Bush administration stepping up pressure to stop Iran's nuclear program

Knight Ridder - By Warren P. Strobel
Aug 13, 2004

WASHINGTON - Get ready for another crisis over weapons of mass destruction.

Convinced that Iran is covertly speeding toward making nuclear weapons, the Bush administration has begun a diplomatic campaign to sharply increase the pressure on Tehran.

The sudden sense of urgency follows the apparent collapse of a three-nation European initiative to persuade Iran to freeze its nuclear program. Iran is trying to renegotiate the deal and insists that its nuclear program is for civilian energy purposes.

The Bush administration faces a fundamental dilemma similar to the one it faced two years ago in Iraq: Should the United States continue to work with allies who favor negotiation or should it take pre-emptive, unilateral action to stop Iran?

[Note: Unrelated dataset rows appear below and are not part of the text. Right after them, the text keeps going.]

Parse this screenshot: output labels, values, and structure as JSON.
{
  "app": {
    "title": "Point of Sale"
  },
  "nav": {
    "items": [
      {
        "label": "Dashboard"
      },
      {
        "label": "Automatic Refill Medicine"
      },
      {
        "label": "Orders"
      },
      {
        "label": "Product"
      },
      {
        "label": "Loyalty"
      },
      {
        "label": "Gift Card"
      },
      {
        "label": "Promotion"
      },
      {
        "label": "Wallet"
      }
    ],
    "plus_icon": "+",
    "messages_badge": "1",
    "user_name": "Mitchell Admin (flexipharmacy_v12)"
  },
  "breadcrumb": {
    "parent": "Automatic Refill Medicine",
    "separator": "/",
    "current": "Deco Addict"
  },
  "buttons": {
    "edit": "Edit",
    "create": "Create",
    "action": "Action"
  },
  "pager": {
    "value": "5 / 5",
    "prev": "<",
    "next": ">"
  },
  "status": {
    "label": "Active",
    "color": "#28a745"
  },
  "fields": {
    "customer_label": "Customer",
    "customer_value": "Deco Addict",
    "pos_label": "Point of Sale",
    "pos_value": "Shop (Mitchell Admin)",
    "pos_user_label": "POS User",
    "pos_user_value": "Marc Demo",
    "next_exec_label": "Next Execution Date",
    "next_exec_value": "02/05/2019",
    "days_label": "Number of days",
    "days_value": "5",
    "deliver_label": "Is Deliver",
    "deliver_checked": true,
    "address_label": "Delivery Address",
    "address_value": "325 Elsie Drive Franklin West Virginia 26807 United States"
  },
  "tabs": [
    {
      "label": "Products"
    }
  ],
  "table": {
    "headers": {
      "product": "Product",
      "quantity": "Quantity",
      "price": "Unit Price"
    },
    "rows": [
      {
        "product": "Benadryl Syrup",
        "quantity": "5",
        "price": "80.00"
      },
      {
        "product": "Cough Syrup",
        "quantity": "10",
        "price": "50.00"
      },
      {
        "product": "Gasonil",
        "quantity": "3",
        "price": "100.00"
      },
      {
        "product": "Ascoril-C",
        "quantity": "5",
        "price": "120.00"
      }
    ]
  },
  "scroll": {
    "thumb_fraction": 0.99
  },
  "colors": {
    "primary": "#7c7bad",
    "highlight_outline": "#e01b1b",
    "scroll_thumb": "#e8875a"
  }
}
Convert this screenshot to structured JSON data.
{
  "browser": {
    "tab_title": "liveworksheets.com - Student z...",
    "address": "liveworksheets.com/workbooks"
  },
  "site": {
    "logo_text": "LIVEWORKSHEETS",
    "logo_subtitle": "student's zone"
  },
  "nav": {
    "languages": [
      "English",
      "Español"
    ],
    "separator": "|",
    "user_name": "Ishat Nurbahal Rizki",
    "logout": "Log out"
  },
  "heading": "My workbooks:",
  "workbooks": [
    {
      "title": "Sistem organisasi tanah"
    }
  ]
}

President Bush's go-it-alone course in Iraq continues to draw criticism, both from foreign allies and many Americans as they prepare to select their next president. But action to confront Iran may be more necessary than against Iraq, some officials and private experts argue, because Iran has a far more advanced nuclear program and much closer ties to terrorist groups than Iraq did in 2003.

Concerns about Iran's nuclear ambitions have bubbled for more than a decade, but they've taken a back seat to Iraq and the war on terrorism. That could soon change.

"Iran is going to be the 800-pound gorilla of American foreign policy come September," said a State Department official.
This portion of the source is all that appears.